When they seemed unaffected, and remained in place watching me stomp around, scooping our leaves, I got into really fierce faces. But, instead of sending them off the roof and into their house, I heard them cry out, “Mama, Poppi. . .come, come”

At that, I beat a hasty retreat to my own house, streaming water, pulling at sticking clothing, and with very little dignity left in tact, but totally unwilling to expose myself to the view and discussion of adult neighbors.

WOULD THIS HAPPEN IN YOUR NEIGHBORHOOD?

After the Jacuzzi incident, I rested content and secure in the knowledge that having survived with bones, blood and a tiny bit of pride intact, I would be safe from accident for at least a time—“they” say lightening doesn’t strike twice. Well don’t you believe it.

God, does indeed have a strange sense of humor and evidently occasionally needs comedy distraction from the stresses of the world. All too often, I am in a position to provide it.

Soon after I moved to the village of San Juan Cosala, one early evening I decided to walk to the store for bread. It seemed like a honorable and ordinary task on a lovely uneventful early summer evening. In the short one and a half blocks walk to the store, I carefully maneuvered around various piles of excrement left by various and sundry animals—from small dogs to burros and perhaps even horses. I had negotiated up and down curbs tall enough to be the walls of kiddy pools; I had avoided small children and dogs cutting in and out of my path with wagons, bikes, and trikes; I nodded to the old men leaning on the walls of the buildings passing the time of day; exchanged greetings to the young men on the corner with beers in hands, and to the usual assortment of mothers with nursing babies, grandmothers working on their embroidered tortilla towels, and great-grandmothers in their folding lawn chairs.
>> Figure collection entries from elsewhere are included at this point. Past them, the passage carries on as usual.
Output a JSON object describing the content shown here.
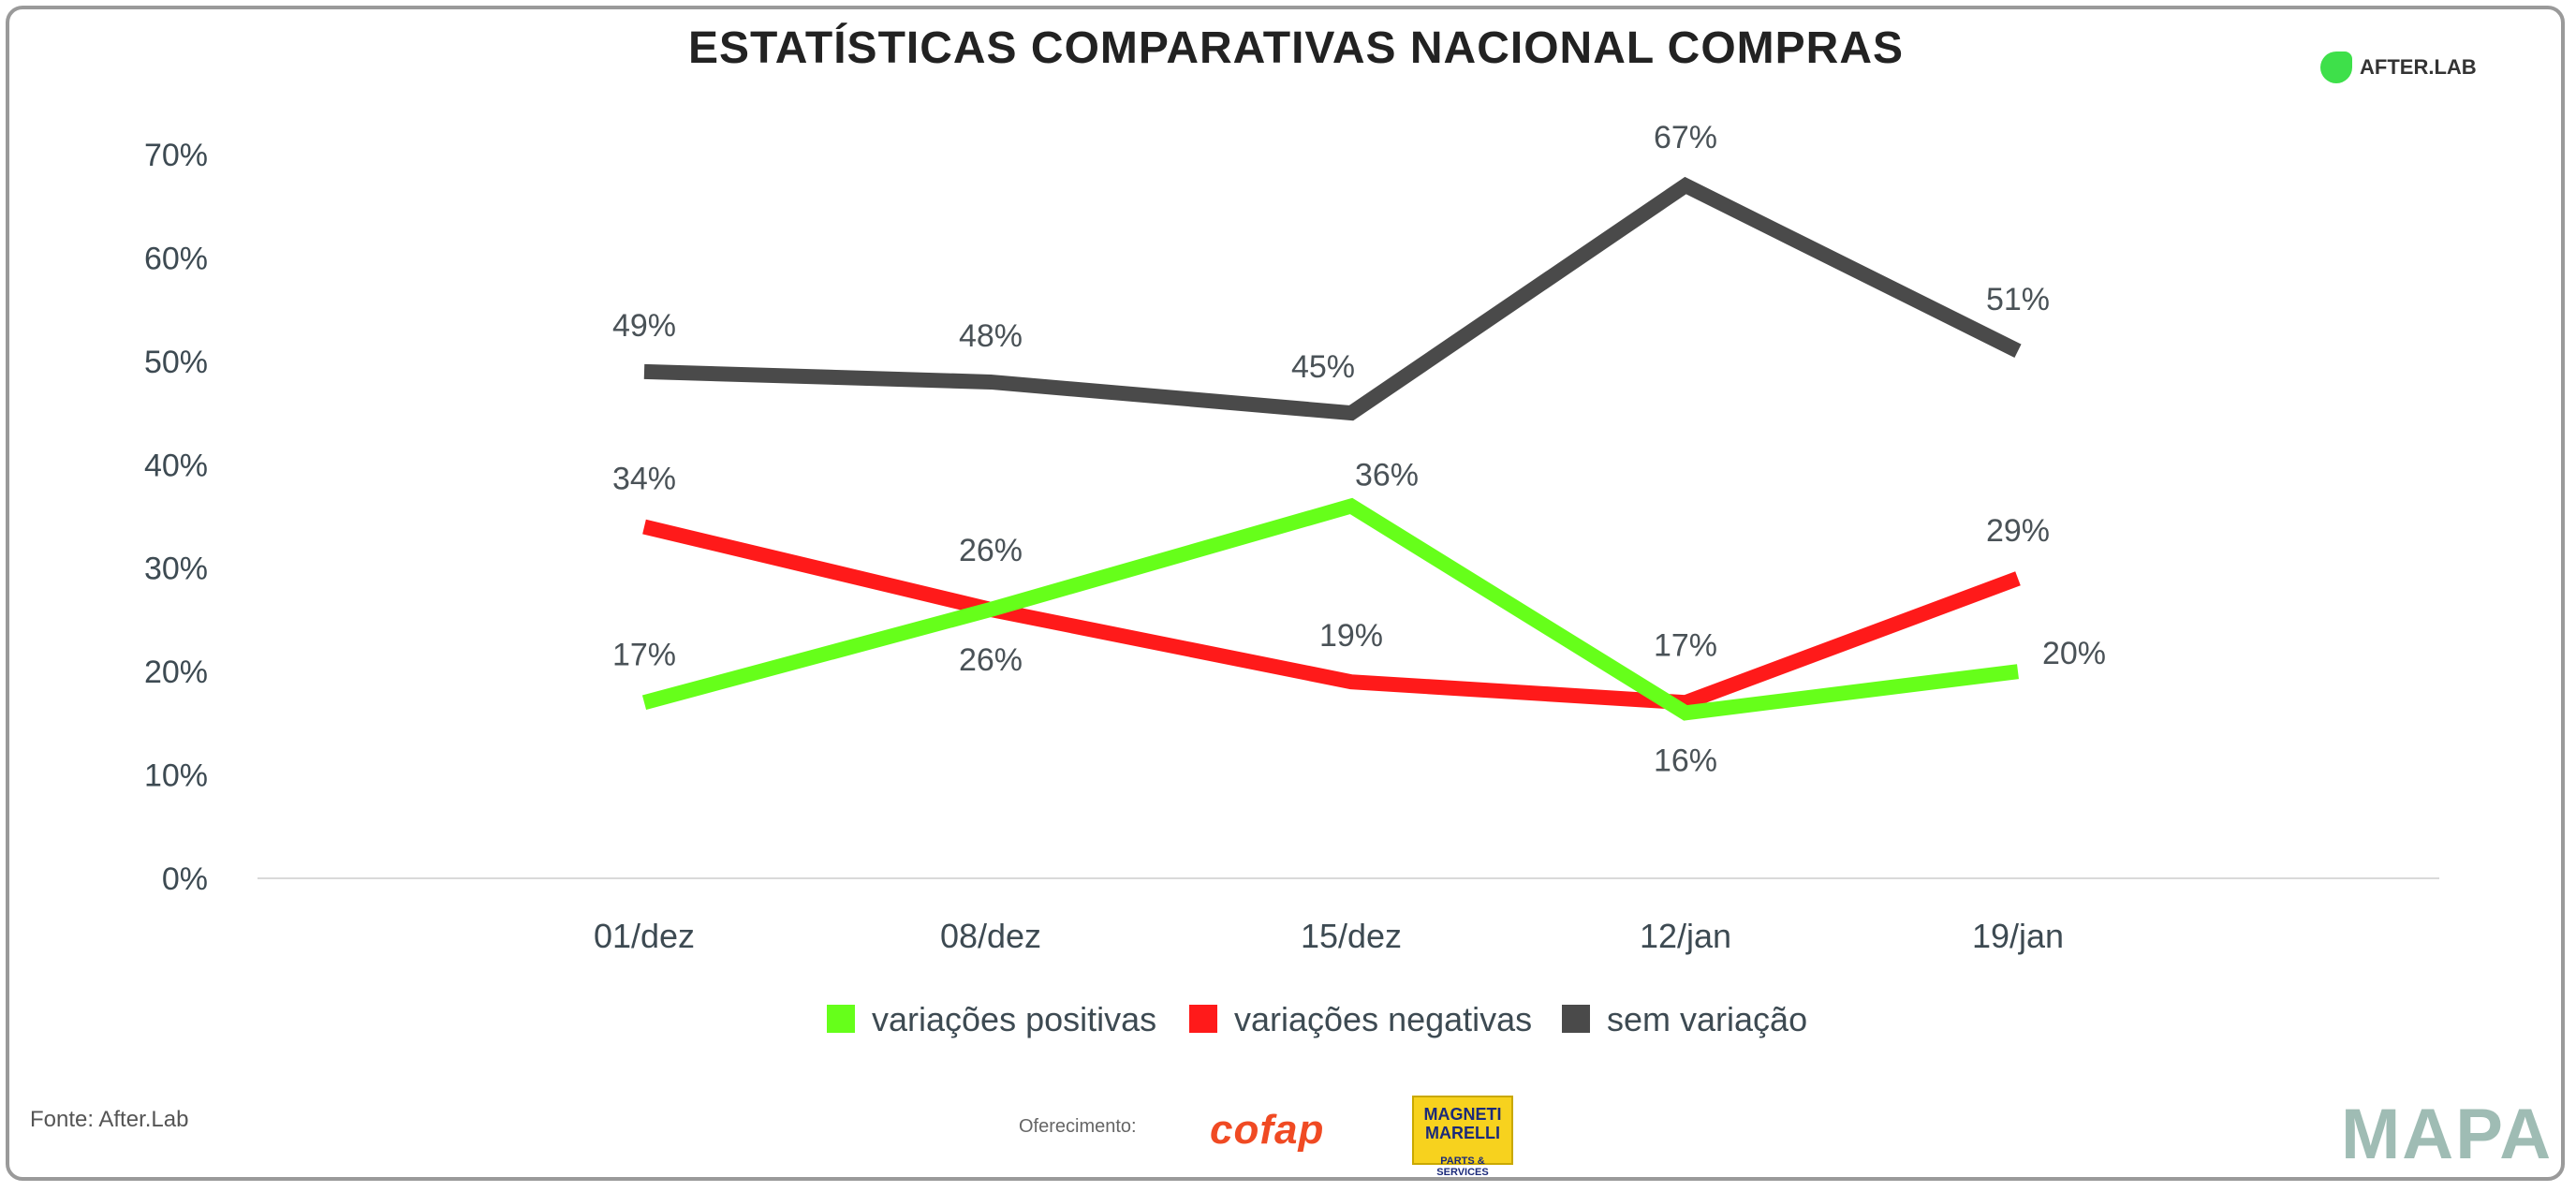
{
  "title": "ESTATÍSTICAS COMPARATIVAS NACIONAL COMPRAS",
  "brand": "AFTER.LAB",
  "source": "Fonte: After.Lab",
  "sponsor_label": "Oferecimento:",
  "sponsors": {
    "cofap": "cofap",
    "magneti_line1": "MAGNETI MARELLI",
    "magneti_line2": "PARTS & SERVICES"
  },
  "mapa_logo": "MAPA",
  "colors": {
    "positivas": "#66ff1a",
    "negativas": "#ff1a1a",
    "sem_variacao": "#4a4a4a"
  },
  "chart_data": {
    "type": "line",
    "title": "ESTATÍSTICAS COMPARATIVAS NACIONAL COMPRAS",
    "xlabel": "",
    "ylabel": "",
    "ylim": [
      0,
      70
    ],
    "yticks": [
      "0%",
      "10%",
      "20%",
      "30%",
      "40%",
      "50%",
      "60%",
      "70%"
    ],
    "categories": [
      "01/dez",
      "08/dez",
      "15/dez",
      "12/jan",
      "19/jan"
    ],
    "legend_position": "bottom",
    "series": [
      {
        "name": "variações positivas",
        "key": "positivas",
        "values": [
          17,
          26,
          36,
          16,
          20
        ],
        "labels": [
          "17%",
          "26%",
          "36%",
          "16%",
          "20%"
        ]
      },
      {
        "name": "variações negativas",
        "key": "negativas",
        "values": [
          34,
          26,
          19,
          17,
          29
        ],
        "labels": [
          "34%",
          "26%",
          "19%",
          "17%",
          "29%"
        ]
      },
      {
        "name": "sem variação",
        "key": "sem_variacao",
        "values": [
          49,
          48,
          45,
          67,
          51
        ],
        "labels": [
          "49%",
          "48%",
          "45%",
          "67%",
          "51%"
        ]
      }
    ]
  }
}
I did note that the sidewalks were exceptionally full indeed of my new neighbors enjoying the pleasant sunset and breeze and that they were taking more than a little surreptitious interest in the new neighborhood gringa. I remember wondering if they knew where I lived.

Within sight of the store is a driveway into a garage–the slope from the street to the doors is fairly steep and usually I step into the street to avoid it. On this evening, however, feeling fairly sprite, hale and hearty, I chose to walk right across on the slant. I did fail to note the unusual amount of fine loose sand left on the slope by recent rains.

The sand rolled, my feet rolled, I slid, I skidded, and I tried — nearly successfully to maintain my balance, and any remaining shred of dignity, but then charmingly, even gracefully landed in a perfect 3-point landing. As I scrambled to right myself, I assured myself and everyone in earshot, that there was no damage. And hobbled on to the store.

To the extreme credit of these kind townspeople, no one on the street laughed, snickered or even tittered. Although I was trying to avoid making eye contact, it did not appear that anyone was even biting the insides of their cheeks to maintain a proper countenance.

Bright and early the next morning, my gardener who lives clear across town, arrived more than an hour early asking if I was hurt. I was amazed to know that already, less than twelve hours later, he knew about my accident. He told me that the ladies on the street had contacted him, and had told him to come and check with me, to make sure I was OK.. It is for this kindness, this caring about each other, that I don’t mind being the village jester and entertainment.

Before you ask, NO I will NOT do a repeat performance of either event for America’s Funniest Home Videos.